Most fungi share three important characteristics: they are eukaryotes, use spores to reproduce, and are heterotrophs that feed in a similar way. Except for yeasts, which are unicellular, fungi cells are arranged in structures called hyphae. Hyphae are the branching, threadlike tubes that make up the bodies of multicellular fungi. The appearance of a fungus depends on the arrangement of its hyphae. Fungi include common bread mold, mushrooms, yeast, and even Penicillium notatum, which produces the penicillin antibiotic.

Plantae (PLAN-tay)

Plants are autotrophs that produce their own food. In addition, all plants are eukaryotes that contain many cells. Unlike other eukaryotes, however, plant cells have a cell wall. The cell wall is a boundary that surrounds the cell membrane and separates it from the environment.
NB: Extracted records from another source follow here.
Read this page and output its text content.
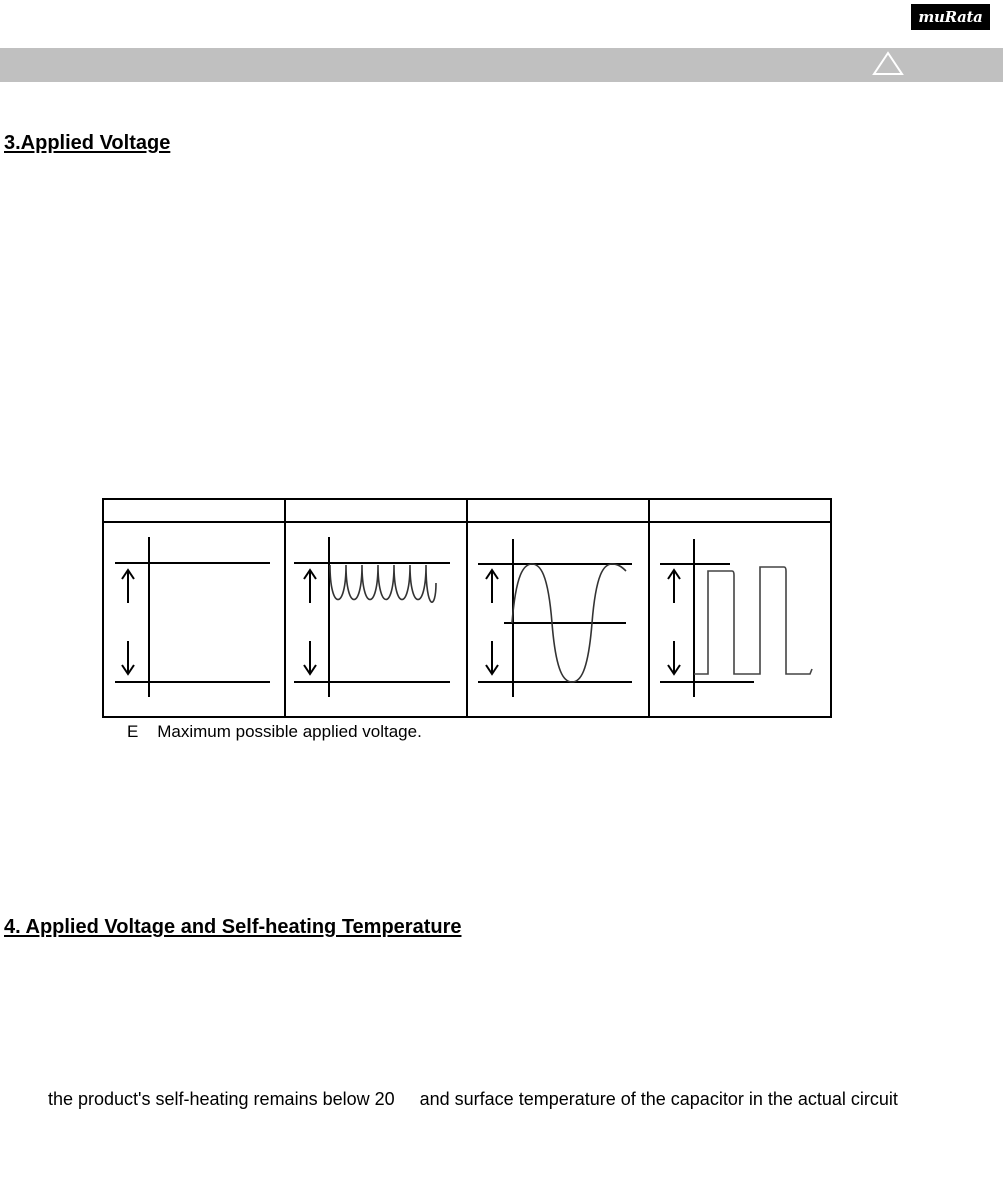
muRata
3.Applied Voltage

E    Maximum possible applied voltage.
4. Applied Voltage and Self-heating Temperature
the product's self-heating remains below 20     and surface temperature of the capacitor in the actual circuit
Plants are multicellular, with the same type of cells grouped into tissues.

Animalia (an-uh-MALE-ee-uh)

Animals are multicelled organisms. The cells of most animals are grouped together to form different kinds of tissue. Tissue may then combine to form an organ, which is a group of different tissues that work together to perform a specific job that is more complex than the function of each tissue by itself. Many organs then combine to form an organ system, such as the skeletal system. Most animals have highly developed brains and body systems. All animals are heterotrophs and typically reproduce sexually. All animals require food, water, and oxygen to stay alive.
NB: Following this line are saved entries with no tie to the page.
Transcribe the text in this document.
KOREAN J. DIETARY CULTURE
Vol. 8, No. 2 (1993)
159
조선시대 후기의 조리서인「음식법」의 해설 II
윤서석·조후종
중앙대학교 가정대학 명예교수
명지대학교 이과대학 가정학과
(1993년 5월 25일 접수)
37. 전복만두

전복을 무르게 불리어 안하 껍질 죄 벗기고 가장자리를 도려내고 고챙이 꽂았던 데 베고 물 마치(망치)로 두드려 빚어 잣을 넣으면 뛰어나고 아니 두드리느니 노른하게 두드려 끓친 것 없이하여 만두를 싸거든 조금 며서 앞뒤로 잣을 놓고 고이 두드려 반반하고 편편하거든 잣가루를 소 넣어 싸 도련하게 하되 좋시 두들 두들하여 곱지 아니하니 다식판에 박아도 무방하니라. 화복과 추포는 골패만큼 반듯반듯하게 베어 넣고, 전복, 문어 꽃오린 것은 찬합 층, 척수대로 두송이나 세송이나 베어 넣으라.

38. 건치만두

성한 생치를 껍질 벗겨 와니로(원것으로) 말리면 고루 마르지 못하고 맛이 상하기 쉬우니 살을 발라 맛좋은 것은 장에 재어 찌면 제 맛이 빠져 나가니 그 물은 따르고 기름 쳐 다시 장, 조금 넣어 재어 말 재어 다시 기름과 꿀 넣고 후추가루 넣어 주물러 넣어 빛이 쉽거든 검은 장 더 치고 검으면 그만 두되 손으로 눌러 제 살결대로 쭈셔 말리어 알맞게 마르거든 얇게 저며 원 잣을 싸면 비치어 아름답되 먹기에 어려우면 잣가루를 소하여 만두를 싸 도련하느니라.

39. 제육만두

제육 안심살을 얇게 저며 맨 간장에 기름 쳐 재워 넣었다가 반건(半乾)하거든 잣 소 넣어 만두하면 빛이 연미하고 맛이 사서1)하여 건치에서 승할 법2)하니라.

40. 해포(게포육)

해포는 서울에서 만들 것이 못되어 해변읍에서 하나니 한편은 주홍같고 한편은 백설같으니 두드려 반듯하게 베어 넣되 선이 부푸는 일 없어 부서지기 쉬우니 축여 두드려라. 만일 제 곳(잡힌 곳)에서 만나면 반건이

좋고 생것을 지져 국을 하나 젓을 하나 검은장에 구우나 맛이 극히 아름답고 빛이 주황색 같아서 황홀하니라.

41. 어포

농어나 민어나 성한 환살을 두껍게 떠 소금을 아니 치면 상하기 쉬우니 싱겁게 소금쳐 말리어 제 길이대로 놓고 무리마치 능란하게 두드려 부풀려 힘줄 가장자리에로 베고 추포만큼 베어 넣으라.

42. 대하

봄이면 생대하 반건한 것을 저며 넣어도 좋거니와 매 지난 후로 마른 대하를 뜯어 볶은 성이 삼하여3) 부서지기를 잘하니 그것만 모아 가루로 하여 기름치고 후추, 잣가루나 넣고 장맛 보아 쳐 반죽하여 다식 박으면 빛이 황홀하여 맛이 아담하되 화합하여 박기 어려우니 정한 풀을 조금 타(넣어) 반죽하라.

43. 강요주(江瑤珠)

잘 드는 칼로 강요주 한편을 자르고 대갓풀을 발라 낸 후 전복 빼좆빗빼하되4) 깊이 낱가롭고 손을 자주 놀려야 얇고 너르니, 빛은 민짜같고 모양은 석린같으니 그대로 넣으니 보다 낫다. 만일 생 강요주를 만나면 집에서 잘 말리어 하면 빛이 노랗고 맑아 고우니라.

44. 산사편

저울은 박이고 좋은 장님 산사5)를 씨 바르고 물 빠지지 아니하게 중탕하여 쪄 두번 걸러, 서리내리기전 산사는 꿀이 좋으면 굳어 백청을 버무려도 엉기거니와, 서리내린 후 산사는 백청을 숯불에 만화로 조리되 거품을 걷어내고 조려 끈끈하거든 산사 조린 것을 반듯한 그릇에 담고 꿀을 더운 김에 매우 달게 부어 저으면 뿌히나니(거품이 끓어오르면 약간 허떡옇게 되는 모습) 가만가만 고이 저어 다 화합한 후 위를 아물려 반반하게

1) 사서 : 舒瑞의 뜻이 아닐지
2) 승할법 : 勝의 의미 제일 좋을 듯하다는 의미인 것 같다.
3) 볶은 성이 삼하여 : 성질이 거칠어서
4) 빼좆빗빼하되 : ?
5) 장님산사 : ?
The Importance of Classification

All living things can be classified into one of these six kingdoms. Modern biologists classify organisms into the seven levels of the classification system, starting with kingdom, the broadest. Scientists use taxonomic keys to identify organisms. A taxonomic key is a series of paired statements that describe the physical characteristics of different organisms.

You can probably tell that taxonomy can be very complicated. It is not easy to classify every living thing. However, it is very helpful and important to scientists who study the living world. Classification helps scientists learn all there is to know about plants and animals. It helps us understand the world around us and allows us to discover and identify new organisms.